Submitted by Keith Thompson

To paraphrase T.S.Eliot – This is the way the world ends. This is the way the world ends. This is the way the world ends. Not with a bang, but the rumble of diesel bulldozers and the cracking snap of trees (so many trees) echoing through the wilds of Ontario’s rural Eden. 

On Sunday, November 12th hundreds of people from across the urban and suburban city gathered at Dundurn Castle on York Boulevard to protest against the Ford government’s “More Homes Built Faster Act,” otherwise known as Bill 23. The bill is seen by many as a direct violation of the explicit and democratic decisions of this municipality to freeze the urban boundary.  If passed, the Bill would see thousands of acres of farm and wetland paved over. 

Bill 23 is a Trojan horse. On the surface, some of the proposed amendments (like the fee exemptions for affordable housing developers) seem to be a gift for pro-housing municipalities and activists. But a closer inspection betrays the reality of this legislation. The reality is that this will shift the financial burden from the province to the municipalities, and the ratepayers who will have to foot the bill for the “More Homes Built Faster” scheme. There is a lot to dislike about the proposed Bill 23. But one of the things that concerns me specifically is the proposed change to block third-party appeals at the Ontario Land Tribunal. Certainly, there is some benefit to this idea (in theory). In practice, OLT appeals have been used by the influential or powerful to block housing development in their communities. Their fear of young and poor people potentially living in their neighbourhood is often seen as the fear of diminished value in their homes. OLT appeals can be a useful tool. But they have often been used as a weapon of the rich against younger generations and economically disadvantaged folks. In this sense, blocking third-party appeals makes sense. 

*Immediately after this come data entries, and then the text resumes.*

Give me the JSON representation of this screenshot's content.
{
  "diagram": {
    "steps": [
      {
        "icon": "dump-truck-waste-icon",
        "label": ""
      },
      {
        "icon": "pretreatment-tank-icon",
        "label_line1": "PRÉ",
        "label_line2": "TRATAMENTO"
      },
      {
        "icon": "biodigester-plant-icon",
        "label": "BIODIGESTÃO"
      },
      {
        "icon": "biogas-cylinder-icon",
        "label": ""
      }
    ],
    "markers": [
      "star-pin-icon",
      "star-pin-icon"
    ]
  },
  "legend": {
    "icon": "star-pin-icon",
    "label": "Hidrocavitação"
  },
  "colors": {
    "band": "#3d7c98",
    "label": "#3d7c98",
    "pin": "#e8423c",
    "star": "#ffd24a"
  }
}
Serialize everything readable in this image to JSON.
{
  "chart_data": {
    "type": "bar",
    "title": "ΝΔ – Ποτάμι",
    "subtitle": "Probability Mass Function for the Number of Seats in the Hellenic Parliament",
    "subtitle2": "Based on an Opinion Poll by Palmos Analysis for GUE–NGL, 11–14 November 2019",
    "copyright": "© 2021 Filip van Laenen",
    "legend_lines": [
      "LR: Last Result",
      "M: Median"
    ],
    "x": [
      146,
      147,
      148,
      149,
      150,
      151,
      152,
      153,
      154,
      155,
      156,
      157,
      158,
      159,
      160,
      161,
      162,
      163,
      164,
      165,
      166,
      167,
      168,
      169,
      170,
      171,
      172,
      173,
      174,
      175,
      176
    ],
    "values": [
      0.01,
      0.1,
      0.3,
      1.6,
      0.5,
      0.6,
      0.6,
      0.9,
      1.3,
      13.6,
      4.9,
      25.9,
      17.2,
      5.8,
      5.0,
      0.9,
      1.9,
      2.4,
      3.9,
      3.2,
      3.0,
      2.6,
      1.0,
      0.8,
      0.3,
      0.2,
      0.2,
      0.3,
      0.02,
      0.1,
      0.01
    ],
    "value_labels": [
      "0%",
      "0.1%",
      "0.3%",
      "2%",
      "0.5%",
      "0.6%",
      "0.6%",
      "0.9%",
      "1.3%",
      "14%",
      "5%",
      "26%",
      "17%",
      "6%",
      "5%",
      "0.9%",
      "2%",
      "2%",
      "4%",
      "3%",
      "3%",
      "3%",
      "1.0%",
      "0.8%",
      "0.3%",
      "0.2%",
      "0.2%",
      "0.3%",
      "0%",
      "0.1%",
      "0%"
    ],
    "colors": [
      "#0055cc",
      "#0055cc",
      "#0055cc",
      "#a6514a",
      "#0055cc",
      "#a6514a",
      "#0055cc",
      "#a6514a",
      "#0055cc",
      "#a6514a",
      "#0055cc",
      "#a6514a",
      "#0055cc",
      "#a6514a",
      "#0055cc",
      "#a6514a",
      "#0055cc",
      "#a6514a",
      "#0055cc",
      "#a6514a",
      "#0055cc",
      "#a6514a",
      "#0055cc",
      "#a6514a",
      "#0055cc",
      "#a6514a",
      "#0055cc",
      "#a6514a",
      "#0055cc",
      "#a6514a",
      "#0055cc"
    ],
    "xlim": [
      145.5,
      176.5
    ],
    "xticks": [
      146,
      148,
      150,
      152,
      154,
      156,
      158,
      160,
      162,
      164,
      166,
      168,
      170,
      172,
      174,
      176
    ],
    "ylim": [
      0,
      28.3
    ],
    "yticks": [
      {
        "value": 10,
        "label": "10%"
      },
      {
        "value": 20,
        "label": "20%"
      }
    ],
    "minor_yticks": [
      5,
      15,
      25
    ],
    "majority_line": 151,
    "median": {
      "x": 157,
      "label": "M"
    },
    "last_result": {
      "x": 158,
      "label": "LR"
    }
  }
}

However, there are times that appeals are absolutely necessary, and represent the justified intervention of neighbourhood groups, communities and activists. In the North End specifically, OLT appeals are the last tool that we can rely on to attempt to mitigate some of the potentially more damaging decisions about developments in the community. Walk through the area and you’ll find plenty of evidence of the need to have a voice in planning matters.  The Jamesville development has been sitting empty for far too long. It’s frustrating to walk past it every day and wonder how much longer it will be before we have people living there. We have a housing crisis, yes. But we also have a community crisis and the current plans for Jamesville do very little to address it.  We are in desperate need of mixed use development where people can meet, mingle, interact, and invest in the relationships which sustain and maintain a healthy democracy. We need mixed use residential and commercial developments to provide for the types of walkable, vibrant communities that are client resilient, economically successful, and socially productive.  The fact that there is no ground-level retail in the Jamesville development is an embarrassment. I’m not talking about convenience stores and cannabis shops, or big box chains and a KFC on the corner. I’m not asking for the whole of the Jamesville development to be retail along James from Strachan to Ferrie. 

What I am asking for is a small coffee shop. A few little restaurants. Maybe a tutoring service or a dentist office, or an optometrist. Maybe a small stand-alone Wine Rack store or a simple community-led second-hand store. Maybe it’s an ice cream shop for people heading down to the Bay on a hot July weekend. I don’t know what’s possible, but right now I can tell you what isn’t; a complete mixed-use community that would provide additional tax revenue, support the neighbourhood economy and its local entrepreneurs, and provide people with the opportunity to work, eat, and play close to home.  I’m not wishing for another strip mall.   I’m hoping for a small provision for retail on a commercial street. Some place where we can walk and meet our new neighbours, even if it’s just as we pass through the cafe doors in the morning, or as we go to collect our eyeglasses prescription, or as we’re browsing for greeting cards or books, or knick-knacks for our shelves.

Whether it’s the proposal to overrule the democratic decision of the residents of Hamilton to freeze our urban boundary, or to limit the voices of legitimate concern when it comes to local planning…there’s a lot to dislike about Bill 23.